Biochemistry and Molecular Genetics Department, Hospital Clinic of Barcelona, Barcelona, Spain.
CIBER of Rare Diseases (CIBERER), Instituto de Salud Carlos III, Madrid, Spain.
Clin Genet. 2020 Oct;98(4):379-383. doi: 10.1111/cge.13810. Epub 2020 Aug 4.
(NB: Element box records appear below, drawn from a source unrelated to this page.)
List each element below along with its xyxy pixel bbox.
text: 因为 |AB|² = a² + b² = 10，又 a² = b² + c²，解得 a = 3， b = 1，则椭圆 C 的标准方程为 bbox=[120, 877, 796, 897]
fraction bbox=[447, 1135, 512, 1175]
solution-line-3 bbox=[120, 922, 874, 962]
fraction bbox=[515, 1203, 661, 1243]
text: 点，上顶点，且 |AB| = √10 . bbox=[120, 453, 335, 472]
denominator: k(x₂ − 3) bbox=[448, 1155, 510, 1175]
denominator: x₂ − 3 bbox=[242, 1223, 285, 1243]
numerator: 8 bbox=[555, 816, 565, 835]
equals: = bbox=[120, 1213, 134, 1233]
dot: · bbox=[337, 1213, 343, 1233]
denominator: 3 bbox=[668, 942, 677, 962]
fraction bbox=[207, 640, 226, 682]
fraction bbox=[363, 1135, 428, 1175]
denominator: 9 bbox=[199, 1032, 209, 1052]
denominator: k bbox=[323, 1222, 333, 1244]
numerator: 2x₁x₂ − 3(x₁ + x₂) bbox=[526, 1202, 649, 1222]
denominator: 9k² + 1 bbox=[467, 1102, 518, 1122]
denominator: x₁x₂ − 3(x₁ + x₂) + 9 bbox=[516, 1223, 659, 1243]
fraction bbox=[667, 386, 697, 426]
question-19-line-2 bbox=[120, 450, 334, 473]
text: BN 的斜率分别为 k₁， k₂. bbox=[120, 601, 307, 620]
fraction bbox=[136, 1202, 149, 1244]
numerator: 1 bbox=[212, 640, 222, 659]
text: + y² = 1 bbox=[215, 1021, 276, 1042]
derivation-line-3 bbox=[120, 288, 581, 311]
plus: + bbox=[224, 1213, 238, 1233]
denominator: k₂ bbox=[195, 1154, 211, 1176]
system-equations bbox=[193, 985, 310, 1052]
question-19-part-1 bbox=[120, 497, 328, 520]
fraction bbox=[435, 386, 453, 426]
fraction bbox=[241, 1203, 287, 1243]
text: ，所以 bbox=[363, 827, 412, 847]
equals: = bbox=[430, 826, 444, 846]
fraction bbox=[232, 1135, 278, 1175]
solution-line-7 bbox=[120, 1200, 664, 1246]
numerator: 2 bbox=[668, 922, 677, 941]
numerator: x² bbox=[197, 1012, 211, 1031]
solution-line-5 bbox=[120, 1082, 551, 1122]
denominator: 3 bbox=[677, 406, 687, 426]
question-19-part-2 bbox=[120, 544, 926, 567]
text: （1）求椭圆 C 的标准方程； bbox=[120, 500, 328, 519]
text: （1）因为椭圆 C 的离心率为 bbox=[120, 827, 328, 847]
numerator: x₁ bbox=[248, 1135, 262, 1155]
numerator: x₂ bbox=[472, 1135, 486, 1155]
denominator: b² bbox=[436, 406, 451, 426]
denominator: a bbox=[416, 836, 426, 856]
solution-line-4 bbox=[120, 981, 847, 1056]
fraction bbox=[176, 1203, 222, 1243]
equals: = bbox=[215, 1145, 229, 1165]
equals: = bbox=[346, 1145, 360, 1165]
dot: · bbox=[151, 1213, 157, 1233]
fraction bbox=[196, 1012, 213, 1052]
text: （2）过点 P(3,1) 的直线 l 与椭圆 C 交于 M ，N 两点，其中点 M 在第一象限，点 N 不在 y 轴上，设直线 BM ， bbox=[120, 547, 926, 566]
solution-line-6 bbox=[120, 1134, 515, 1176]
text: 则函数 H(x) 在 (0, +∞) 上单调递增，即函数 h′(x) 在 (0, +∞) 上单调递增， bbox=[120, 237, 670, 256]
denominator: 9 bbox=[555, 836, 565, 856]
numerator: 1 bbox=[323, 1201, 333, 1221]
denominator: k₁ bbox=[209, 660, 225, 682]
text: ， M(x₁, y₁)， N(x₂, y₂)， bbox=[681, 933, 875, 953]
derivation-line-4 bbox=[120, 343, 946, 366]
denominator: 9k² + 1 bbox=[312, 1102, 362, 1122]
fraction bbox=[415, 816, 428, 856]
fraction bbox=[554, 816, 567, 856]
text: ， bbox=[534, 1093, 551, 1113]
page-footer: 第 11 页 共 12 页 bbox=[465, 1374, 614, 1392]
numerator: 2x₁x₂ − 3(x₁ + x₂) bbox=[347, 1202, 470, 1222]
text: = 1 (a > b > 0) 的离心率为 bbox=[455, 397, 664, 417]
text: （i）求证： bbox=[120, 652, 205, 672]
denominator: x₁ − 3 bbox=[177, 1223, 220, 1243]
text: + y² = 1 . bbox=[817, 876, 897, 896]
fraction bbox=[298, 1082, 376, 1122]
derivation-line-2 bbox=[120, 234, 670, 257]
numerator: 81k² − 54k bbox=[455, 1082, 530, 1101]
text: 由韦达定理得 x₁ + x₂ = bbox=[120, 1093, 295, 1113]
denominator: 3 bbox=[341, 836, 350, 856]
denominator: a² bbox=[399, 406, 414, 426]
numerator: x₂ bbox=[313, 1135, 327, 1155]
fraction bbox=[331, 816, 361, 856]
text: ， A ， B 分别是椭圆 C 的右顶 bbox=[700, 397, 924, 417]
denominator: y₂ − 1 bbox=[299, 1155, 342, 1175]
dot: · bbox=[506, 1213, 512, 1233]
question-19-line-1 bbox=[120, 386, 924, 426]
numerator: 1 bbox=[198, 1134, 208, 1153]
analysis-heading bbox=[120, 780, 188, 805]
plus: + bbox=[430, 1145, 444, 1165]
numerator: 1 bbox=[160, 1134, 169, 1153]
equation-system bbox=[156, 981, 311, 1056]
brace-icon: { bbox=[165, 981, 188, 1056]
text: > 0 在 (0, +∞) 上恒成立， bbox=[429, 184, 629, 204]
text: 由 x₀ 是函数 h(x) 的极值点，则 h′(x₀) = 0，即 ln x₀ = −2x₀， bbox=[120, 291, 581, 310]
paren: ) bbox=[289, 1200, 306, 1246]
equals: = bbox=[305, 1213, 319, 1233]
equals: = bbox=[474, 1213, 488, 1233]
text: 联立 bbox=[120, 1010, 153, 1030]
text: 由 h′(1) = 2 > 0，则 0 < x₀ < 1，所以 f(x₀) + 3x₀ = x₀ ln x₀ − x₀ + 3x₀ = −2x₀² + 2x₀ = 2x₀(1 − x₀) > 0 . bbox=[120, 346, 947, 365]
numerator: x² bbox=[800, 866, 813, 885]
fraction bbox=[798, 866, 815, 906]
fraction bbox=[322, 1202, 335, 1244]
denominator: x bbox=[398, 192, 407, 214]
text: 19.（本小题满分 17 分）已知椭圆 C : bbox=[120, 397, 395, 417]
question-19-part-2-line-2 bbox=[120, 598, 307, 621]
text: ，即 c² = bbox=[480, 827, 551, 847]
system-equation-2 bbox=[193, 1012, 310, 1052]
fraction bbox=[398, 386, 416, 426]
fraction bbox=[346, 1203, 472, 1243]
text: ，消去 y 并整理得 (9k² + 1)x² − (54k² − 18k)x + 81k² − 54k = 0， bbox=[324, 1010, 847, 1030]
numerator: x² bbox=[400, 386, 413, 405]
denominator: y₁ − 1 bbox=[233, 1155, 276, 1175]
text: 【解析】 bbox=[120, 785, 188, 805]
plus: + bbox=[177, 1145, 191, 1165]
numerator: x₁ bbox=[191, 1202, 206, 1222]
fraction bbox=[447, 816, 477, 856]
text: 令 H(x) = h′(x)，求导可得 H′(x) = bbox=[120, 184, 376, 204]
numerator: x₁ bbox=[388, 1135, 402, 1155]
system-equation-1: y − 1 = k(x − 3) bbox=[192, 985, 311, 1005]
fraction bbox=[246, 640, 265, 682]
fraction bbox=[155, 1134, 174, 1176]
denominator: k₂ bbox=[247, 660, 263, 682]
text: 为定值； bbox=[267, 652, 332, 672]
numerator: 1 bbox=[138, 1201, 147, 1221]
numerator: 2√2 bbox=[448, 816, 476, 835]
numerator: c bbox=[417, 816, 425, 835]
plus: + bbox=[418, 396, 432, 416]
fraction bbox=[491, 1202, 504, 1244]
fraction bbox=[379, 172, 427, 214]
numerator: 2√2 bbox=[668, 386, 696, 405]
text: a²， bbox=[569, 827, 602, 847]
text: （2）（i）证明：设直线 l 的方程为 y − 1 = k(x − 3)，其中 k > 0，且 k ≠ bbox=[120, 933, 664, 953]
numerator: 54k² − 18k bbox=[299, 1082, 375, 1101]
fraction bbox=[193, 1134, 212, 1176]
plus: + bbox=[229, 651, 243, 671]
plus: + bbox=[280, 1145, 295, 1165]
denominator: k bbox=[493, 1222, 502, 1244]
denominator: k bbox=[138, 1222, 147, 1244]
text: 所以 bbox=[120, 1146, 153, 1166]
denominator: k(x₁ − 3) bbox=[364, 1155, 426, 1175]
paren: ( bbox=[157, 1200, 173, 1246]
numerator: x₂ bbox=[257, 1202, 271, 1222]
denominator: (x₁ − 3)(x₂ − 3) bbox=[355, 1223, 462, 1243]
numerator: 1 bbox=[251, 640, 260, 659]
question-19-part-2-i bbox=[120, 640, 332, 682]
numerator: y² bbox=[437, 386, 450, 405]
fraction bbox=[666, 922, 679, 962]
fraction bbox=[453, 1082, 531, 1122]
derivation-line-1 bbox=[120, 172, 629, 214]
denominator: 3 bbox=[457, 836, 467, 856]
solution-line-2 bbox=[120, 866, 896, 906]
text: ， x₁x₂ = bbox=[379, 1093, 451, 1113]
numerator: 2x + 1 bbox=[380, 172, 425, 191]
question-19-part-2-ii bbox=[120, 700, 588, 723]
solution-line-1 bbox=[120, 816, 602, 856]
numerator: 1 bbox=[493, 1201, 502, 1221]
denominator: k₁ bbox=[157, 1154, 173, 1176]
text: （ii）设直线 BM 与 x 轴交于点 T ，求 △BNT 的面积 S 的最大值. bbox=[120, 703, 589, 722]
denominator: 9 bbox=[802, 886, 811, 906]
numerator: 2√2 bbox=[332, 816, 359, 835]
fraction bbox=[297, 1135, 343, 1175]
Chromosomal microarray analysis (CMA) has now replaced karyotyping in the analysis of prenatal cases with a fetal structural anomaly, whereas in those pregnancies undergoing invasive prenatal diagnosis with a normal fetal ultrasound, conventional karyotyping is still performed. The aims of this study were to establish the diagnostic yield of CMA in prenatal diagnosis, and to provide new data that might contribute to reconsider current practices. We reviewed 2905 prenatal samples with a normal rapid aneuploidy detection test referred for evaluation by CMA testing. Our study revealed pathogenic and reported susceptibility copy number variants associated with syndromic disorders in 4.8% (n = 138/2905) of cases, being 2.8% (n = 81/2905) the estimated added diagnostic value of CMA over karyotyping. Clinically significant CMA abnormality was detected in 5.4% (107/1975) of the fetuses with ultrasound anomalies and in 1.4% (5/345) of those considered as low-risk pregnancies. Our series shows that in prenatal samples, CMA increases 2-fold the diagnostic yield achieved by conventional karyotyping.
染色体微阵列分析(CMA)现已取代核型分析,成为胎儿结构异常产前病例的分析方法,而对于那些超声检查正常的接受有创性产前诊断的妊娠,仍进行传统核型分析。本研究旨在确定 CMA 在产前诊断中的诊断效果,并提供可能有助于重新考虑当前实践的新数据。我们回顾了 2905 例经快速非整倍体检测正常的产前样本,这些样本被转诊进行 CMA 检测。我们的研究显示,在 4.8%(n=138/2905)的病例中发现了与综合征疾病相关的致病性和报道的易感性拷贝数变异,CMA 相对于核型分析的额外诊断价值估计为 2.8%(n=81/2905)。在超声异常的胎儿中,有 5.4%(107/1975)的胎儿和在被认为低风险妊娠的胎儿中,有 1.4%(5/345)的胎儿检测到有临床意义的 CMA 异常。我们的系列研究表明,在产前样本中,CMA 将传统核型分析的诊断效果提高了两倍。